The “go-shop” period was provided for the existing merger agreement between the company and the entities owned by Gregory Sachs, the company’s executive chairman.

Further, it has elicited an alternative acquisition proposal from a third party to engage in a recapitalization transaction with the company.

As quoted in the press release:

Under the terms of the Acquisition Proposal, the company, or a successor to the company, would remain a public company.  The company’s existing stockholders would not receive any cash consideration and would continue to own their shares of the company’s stock (or receive shares in a successor entity).

Under the terms of the Merger Agreement, the company and its advisors were permitted to actively solicit and negotiate alternative acquisition proposals from third parties during a “go-shop” period.  During the “go-shop” period, representatives of Carl Marks Securities LLC (“Carl Marks”), financial advisor to the Special Committee, undertook a broad solicitation effort, contacting 137 potential acquirers, including 35 strategic parties and 102 financial parties that the Special Committee and Carl Marks believed might be interested in a possible alternative transaction. As a result of these efforts, the company received the Acquisition Proposal. The Special Committee has designated the third party which submitted the Acquisition Proposal as an “Excluded Person” (as defined in the Merger Agreement) and intends to continue negotiations with it.
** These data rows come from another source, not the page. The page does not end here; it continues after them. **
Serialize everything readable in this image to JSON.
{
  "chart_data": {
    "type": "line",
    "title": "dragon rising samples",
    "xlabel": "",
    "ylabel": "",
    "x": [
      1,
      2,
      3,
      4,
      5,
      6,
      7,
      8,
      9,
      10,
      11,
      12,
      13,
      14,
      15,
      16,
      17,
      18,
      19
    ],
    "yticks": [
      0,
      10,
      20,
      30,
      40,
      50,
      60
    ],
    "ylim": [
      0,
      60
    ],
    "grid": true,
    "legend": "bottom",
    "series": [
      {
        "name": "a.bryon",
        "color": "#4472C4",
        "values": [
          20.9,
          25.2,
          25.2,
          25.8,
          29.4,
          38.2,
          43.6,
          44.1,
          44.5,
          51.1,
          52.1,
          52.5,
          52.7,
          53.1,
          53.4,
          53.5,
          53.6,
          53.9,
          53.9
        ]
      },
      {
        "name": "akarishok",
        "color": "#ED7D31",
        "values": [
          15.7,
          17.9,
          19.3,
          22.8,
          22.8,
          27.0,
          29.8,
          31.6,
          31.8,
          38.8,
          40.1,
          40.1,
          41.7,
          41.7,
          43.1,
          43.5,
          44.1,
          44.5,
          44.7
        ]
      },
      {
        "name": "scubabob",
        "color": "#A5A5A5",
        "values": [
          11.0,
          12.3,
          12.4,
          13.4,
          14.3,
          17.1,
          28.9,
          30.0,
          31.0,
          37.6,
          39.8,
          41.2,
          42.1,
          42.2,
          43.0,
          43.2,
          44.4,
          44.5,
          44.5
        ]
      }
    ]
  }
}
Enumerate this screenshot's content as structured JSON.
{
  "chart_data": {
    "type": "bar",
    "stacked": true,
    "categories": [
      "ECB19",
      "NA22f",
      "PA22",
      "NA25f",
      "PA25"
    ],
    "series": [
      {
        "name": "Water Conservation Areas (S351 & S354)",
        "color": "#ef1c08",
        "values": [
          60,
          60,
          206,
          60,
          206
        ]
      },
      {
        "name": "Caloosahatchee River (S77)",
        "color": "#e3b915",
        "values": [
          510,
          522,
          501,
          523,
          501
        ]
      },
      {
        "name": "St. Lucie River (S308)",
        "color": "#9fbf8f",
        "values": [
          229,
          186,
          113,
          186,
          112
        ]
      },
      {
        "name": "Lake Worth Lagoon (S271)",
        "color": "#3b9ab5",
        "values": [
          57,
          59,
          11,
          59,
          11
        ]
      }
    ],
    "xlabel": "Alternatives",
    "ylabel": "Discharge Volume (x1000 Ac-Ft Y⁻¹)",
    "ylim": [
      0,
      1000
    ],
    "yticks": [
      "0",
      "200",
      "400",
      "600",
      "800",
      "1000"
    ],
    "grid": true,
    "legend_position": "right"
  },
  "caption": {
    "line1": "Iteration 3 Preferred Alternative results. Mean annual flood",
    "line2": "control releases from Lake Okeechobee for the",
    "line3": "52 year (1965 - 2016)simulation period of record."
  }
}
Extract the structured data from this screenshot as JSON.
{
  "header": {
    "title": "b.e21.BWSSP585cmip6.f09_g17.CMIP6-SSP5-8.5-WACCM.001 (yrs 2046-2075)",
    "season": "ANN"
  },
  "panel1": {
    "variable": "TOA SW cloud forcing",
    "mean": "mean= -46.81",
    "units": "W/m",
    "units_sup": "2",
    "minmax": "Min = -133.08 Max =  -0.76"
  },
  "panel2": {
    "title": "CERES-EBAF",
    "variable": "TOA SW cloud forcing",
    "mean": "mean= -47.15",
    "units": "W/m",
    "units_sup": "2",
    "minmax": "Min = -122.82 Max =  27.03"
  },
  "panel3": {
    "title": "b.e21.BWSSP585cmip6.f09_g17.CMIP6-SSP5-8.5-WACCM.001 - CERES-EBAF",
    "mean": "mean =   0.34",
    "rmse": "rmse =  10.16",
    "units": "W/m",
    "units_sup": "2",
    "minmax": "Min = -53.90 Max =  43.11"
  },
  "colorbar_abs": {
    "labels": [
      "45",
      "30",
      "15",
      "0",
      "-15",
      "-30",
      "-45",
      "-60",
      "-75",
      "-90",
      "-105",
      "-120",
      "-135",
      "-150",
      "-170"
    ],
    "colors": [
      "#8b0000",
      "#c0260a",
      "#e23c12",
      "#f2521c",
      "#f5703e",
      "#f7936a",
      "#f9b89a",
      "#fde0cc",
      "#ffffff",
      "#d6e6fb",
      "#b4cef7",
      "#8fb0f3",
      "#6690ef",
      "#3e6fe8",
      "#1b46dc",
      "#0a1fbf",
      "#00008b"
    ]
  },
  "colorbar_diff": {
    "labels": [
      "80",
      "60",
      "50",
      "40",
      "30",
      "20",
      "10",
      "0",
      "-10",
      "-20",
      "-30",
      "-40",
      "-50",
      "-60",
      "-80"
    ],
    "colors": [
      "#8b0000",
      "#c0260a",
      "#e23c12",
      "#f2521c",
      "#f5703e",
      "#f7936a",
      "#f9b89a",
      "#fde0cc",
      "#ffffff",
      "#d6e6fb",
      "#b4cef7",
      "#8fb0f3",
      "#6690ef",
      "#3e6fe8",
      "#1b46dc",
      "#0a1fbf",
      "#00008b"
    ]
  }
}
Pursuant to the Merger Agreement, subject to certain requirements, the Special Committee has the right to terminate the Merger Agreement in order to accept a “Superior Proposal” (as defined in the Merger Agreement). The Special Committee has not determined that the Acquisition Proposal in fact constitutes a Superior Proposal under the Merger Agreement and the Acquisition Proposal is not at this stage sufficiently detailed or definitive for such a determination to be appropriate. The Acquisition Proposal is subject to several conditions, including satisfactory completion of due diligence, mutual agreement as to transaction structure and the negotiation of a mutually acceptable definitive agreement. There can be no assurance that the Acquisition Proposal will ultimately lead to a Superior Proposal. At this time, the Special Committee has not changed its recommendation with respect to, and continues to support, the company’s pending sale to an entity controlled by Mr. Gregory Sachs.

Subject to applicable laws and regulations, the Special Committee undertakes no obligation to provide updates or make further statements regarding the Acquisition Proposal, any revised proposals that may be received from the third party which submitted the Acquisition Proposal or the status of discussions with them, unless and until a definitive agreement is reached or such discussions are terminated.